Spring on Rails
For rapid prototyping, I’m a fan of “Ruby on Rails”:http://www.rubyonrails.org/, for its lightweight, painfree MVC model.
For large projects worked on by a number of developers, however, Ruby and other lightweight frameworks have limitations. The implicitness that makes Rails so lightweight becomes a challenge as team size increases. (I realize not everyone will agree on this point, but I’m betting there are many who will.)
For instance, there’s no file checked into the source tree that fully describes a model object– I have to browse the database to understand what the object is. There’s also no overall map of all of the pages and associated policies exposed by the application, which is implicitly represented in the filesystem and the source code.
For large scale web development, I like “Spring”:http://www.springframework.org. A single configuration file maps out the entire structure of my web application and the wiring and configuration of the components. At a glance, I can see that a given set of pages has a given security policy. Adding a single line allows me to apply additional interceptors that add new policies.
But Spring is painful for rapid prototyping and iterating because of the frequent need to modify configuration files, rebuild, and restart the application server.
Is it possible to have the best of both worlds? Can we have a rapid prototyping environment that leverages all of our existing Spring investment, and which allows a smooth transition from prototype to production quality code?

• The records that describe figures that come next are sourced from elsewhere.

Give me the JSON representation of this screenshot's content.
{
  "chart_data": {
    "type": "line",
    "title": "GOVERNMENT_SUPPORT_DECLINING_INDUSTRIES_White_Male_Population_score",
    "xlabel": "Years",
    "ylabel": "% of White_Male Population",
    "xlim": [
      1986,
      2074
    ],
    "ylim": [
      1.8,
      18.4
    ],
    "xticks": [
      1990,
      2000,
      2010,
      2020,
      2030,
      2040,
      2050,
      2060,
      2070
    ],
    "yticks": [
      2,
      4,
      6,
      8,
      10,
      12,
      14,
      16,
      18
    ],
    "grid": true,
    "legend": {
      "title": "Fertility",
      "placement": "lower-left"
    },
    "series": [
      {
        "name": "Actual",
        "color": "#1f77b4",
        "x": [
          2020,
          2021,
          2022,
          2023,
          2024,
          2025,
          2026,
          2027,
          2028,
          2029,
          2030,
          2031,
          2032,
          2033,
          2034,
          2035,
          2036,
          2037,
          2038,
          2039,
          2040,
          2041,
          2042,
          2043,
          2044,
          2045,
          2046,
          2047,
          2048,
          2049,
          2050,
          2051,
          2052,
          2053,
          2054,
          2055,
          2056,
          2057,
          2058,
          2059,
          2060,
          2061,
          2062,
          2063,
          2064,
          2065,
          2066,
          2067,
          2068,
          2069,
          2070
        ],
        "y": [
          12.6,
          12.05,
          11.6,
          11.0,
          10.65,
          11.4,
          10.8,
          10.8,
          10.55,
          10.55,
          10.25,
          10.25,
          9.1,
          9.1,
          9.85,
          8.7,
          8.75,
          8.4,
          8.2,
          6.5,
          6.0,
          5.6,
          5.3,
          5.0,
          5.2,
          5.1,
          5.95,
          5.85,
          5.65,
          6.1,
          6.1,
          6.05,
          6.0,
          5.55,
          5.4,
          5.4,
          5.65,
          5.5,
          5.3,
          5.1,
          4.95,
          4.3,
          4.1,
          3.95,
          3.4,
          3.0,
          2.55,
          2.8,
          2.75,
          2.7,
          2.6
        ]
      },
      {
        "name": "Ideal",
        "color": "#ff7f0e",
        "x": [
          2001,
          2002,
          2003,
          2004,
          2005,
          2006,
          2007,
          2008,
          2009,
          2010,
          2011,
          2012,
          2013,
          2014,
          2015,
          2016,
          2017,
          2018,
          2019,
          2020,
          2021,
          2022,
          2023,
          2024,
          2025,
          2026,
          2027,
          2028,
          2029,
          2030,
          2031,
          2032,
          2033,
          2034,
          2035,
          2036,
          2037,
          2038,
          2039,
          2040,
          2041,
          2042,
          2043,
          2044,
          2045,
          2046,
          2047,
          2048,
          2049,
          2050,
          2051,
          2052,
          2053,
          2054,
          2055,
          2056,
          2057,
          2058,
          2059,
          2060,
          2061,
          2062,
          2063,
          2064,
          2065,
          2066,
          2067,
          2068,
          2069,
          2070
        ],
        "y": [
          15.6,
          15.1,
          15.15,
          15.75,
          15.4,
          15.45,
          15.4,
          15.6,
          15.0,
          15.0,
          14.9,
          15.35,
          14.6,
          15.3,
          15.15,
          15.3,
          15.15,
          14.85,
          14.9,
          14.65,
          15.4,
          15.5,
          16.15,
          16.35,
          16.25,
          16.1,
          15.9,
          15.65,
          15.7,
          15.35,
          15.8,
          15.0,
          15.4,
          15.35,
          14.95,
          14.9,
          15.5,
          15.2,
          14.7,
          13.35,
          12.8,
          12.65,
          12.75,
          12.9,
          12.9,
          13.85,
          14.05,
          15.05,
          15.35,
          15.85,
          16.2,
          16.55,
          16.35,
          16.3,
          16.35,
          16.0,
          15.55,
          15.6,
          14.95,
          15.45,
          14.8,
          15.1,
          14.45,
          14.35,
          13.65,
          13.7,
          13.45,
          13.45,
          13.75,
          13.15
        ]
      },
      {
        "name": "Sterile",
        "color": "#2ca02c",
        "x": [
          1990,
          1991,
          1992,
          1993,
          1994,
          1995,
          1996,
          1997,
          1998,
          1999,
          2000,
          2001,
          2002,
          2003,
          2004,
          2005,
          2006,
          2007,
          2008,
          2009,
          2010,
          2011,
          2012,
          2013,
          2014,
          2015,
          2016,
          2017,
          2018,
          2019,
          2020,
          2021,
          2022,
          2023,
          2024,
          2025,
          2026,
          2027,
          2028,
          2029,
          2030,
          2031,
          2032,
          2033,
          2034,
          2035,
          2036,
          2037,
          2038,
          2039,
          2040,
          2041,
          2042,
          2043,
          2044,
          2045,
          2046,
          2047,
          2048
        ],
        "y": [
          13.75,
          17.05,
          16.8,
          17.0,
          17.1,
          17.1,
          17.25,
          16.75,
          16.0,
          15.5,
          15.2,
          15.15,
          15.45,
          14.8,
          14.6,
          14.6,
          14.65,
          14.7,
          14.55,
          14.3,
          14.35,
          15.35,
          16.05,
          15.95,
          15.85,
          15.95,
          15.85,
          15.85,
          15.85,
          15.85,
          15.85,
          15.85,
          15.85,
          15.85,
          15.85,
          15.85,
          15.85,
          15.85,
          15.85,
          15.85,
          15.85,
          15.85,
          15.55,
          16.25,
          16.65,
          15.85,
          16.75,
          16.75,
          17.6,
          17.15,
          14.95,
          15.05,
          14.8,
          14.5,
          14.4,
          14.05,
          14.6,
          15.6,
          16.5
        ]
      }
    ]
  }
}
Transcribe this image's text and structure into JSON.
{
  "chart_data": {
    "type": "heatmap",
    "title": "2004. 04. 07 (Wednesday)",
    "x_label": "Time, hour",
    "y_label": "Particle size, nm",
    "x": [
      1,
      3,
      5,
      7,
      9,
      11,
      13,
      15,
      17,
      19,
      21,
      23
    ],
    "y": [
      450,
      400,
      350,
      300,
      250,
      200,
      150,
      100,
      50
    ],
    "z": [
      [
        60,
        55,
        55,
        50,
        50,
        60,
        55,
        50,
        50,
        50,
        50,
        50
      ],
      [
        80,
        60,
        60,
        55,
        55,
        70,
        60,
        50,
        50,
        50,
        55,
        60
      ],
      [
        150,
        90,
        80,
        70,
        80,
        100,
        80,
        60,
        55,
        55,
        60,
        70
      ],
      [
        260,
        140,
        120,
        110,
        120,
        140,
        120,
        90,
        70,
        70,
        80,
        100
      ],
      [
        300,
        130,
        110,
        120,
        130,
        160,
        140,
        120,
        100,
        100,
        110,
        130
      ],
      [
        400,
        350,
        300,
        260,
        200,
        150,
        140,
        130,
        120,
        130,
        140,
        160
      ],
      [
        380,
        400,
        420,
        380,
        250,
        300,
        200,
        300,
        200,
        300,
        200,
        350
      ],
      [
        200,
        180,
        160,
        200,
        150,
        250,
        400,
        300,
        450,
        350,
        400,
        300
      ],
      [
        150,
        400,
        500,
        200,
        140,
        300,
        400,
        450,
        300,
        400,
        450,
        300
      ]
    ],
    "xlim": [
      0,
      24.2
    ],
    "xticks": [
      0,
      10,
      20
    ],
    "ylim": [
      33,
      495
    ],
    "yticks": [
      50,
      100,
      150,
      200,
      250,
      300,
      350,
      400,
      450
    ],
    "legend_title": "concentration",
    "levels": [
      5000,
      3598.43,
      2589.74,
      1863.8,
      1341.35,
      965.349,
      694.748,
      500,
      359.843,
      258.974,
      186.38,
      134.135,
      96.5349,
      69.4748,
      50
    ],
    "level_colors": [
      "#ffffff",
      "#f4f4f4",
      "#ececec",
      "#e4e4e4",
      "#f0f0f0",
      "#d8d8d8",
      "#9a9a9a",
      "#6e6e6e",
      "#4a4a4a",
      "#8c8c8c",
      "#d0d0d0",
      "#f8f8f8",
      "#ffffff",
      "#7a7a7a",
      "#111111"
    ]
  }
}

We’re currently working a project that we believe will do just this. We have a generic Spring controller, enabled only in development environments, that enables rapid prototyping of pages using the Groovy scripting language for controllers and JSP pages for the views.
I can mock up the presentation by just dropping “foo.jsp” into a directory; depending on the directory I drop it into different sets of standard interceptors are applied (e.g. to require a user login.) I can rapidly prototype a controller behind the page by dropping “foo.controller” into the same directory.
Groovy can import any Java package call into any Java object, so I can reuse all of my existing business logic. Because it’s a scripting language, I can create and modify controllers with the same speed and ease that I update JSPs. Later, I can seamlessly transition to a full fledged Java controller by updating the Spring configuration appropriately; no changes to the view are required.
We’re in the early days of this project, but it seems likely to be useful already. When this is a bit mature, we’ll release it under the GPL for others who are interested in combining rapid development and Spring.